Why this matters for real work
The audio question stops being abstract the moment your words are sensitive. Client notes under an NDA, a legal draft, medical wording, passwords read aloud, or a private message you are dictating into a chat: in each case the difference between "processed on my Mac" and "uploaded to a server" is the whole ballgame. It is the same reason people prefer local processing when they dictate a WhatsApp message from their Mac instead of typing it out.
It matters for accessibility too. People who lean on voice input all day, including many who use voice to text for ADHD, are effectively narrating their thoughts. Keeping that stream on-device means a personal thinking tool never doubles as a data feed.

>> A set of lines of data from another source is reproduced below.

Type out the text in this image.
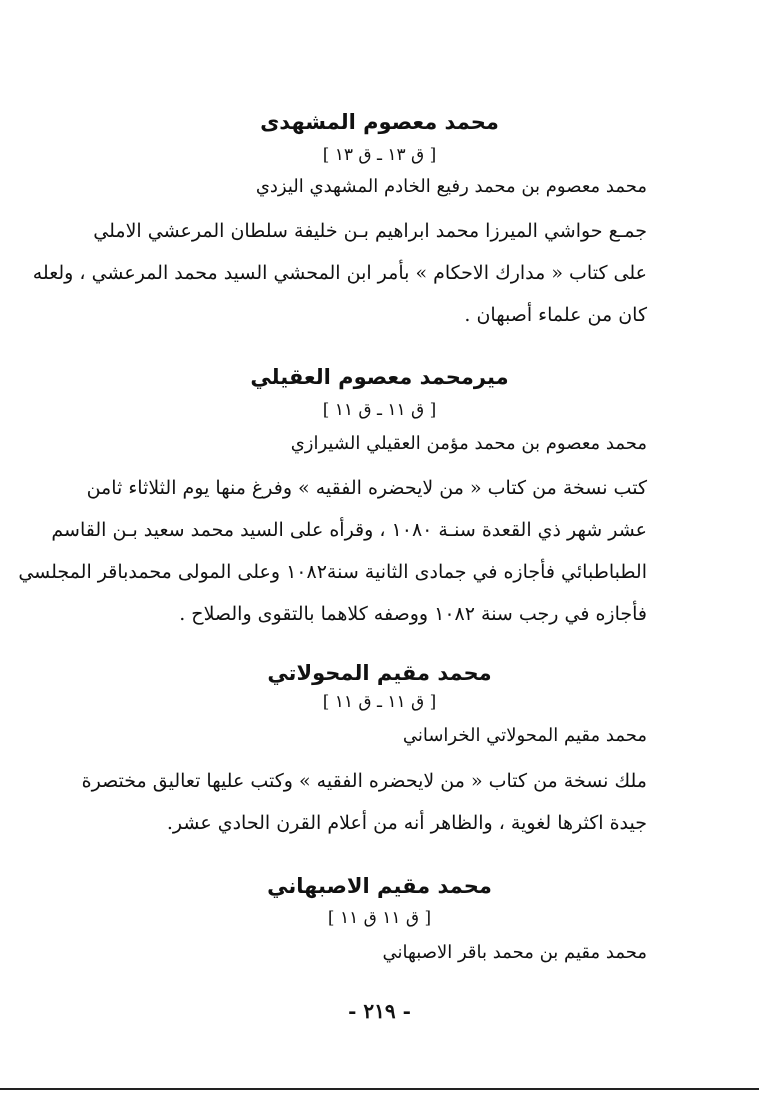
محمد معصوم المشهدی
[ ق ١٣ ـ ق ١٣ ]
محمد معصوم بن محمد رفيع الخادم المشهدي اليزدي
جمـع حواشي الميرزا محمد ابراهيم بـن خليفة سلطان المرعشي الاملي
على كتاب « مدارك الاحكام » بأمر ابن المحشي السيد محمد المرعشي ، ولعله
كان من علماء أصبهان .
ميرمحمد معصوم العقيلي
[ ق ١١ ـ ق ١١ ]
محمد معصوم بن محمد مؤمن العقيلي الشيرازي
كتب نسخة من كتاب « من لايحضره الفقيه » وفرغ منها يوم الثلاثاء ثامن
عشر شهر ذي القعدة سنـة ١٠٨٠ ، وقرأه على السيد محمد سعيد بـن القاسم
الطباطبائي فأجازه في جمادى الثانية سنة١٠٨٢ وعلى المولى محمدباقر المجلسي
فأجازه في رجب سنة ١٠٨٢ ووصفه كلاهما بالتقوى والصلاح .
محمد مقيم المحولاتي
[ ق ١١ ـ ق ١١ ]
محمد مقيم المحولاتي الخراساني
ملك نسخة من كتاب « من لايحضره الفقيه » وكتب عليها تعاليق مختصرة
جيدة اكثرها لغوية ، والظاهر أنه من أعلام القرن الحادي عشر.
محمد مقيم الاصبهاني
[ ق ١١ ق ١١ ]
محمد مقيم بن محمد باقر الاصبهاني
- ٢١٩ -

Advocacy groups such as the British Dyslexia Association highlight how central assistive text tools have become, which makes their privacy properties worth checking.
On-device vs cloud, at a glance
| After you dictate | On-device (BlaBlaType) | Cloud dictation |
|---|---|---|
| Audio uploaded to a server | No | Yes |
| Recording stored long-term | No, discarded after use | Set by provider |
| Could feed model training | No | Possible |
| Works with no internet | Yes | No |
| Who controls retention | You | The provider |
There is no word limit or per-minute meter on local dictation either, which is a nice side effect of not paying a server to listen. That is a big reason people look for a dictation app with no word limits in the first place. You can compare what a local-first plan looks like on the pricing page.
Keep your voice on your Mac
Dictate into any app, get AI-cleaned text, and let the audio stay on-device where it belongs. No card needed for the trial.
Download for macOSFrequently asked questions
Is my audio recording saved after I dictate?
With on-device dictation apps like BlaBlaType, the audio is processed in memory to produce text and is not kept as a permanent recording. Only the resulting text lands where your cursor is. No audio file is uploaded anywhere.
Does my voice get sent to a server when I dictate?
It depends on the app. Cloud dictation uploads your audio to a remote server to transcribe it. BlaBlaType runs the speech recognition model entirely on your Mac, so your voice never leaves the device.
Can a company train its AI on my dictated audio?
Only if your audio reaches their servers. If transcription happens on-device, there is no upload, so there is nothing for a provider to store or train on. BlaBlaType keeps both audio and transcripts on your Mac.
What happens to the text after dictation?
The cleaned text is inserted into whatever app you are using, exactly where your cursor sits. BlaBlaType can also keep a local history on your Mac so you can copy earlier dictations, but that history stays on the device.
Does dictation work with no internet connection?
Yes, if the app uses local models. Because BlaBlaType runs Whisper and Parakeet speech models on-device, dictation keeps working offline on a plane or in airplane mode, and nothing is queued to upload later.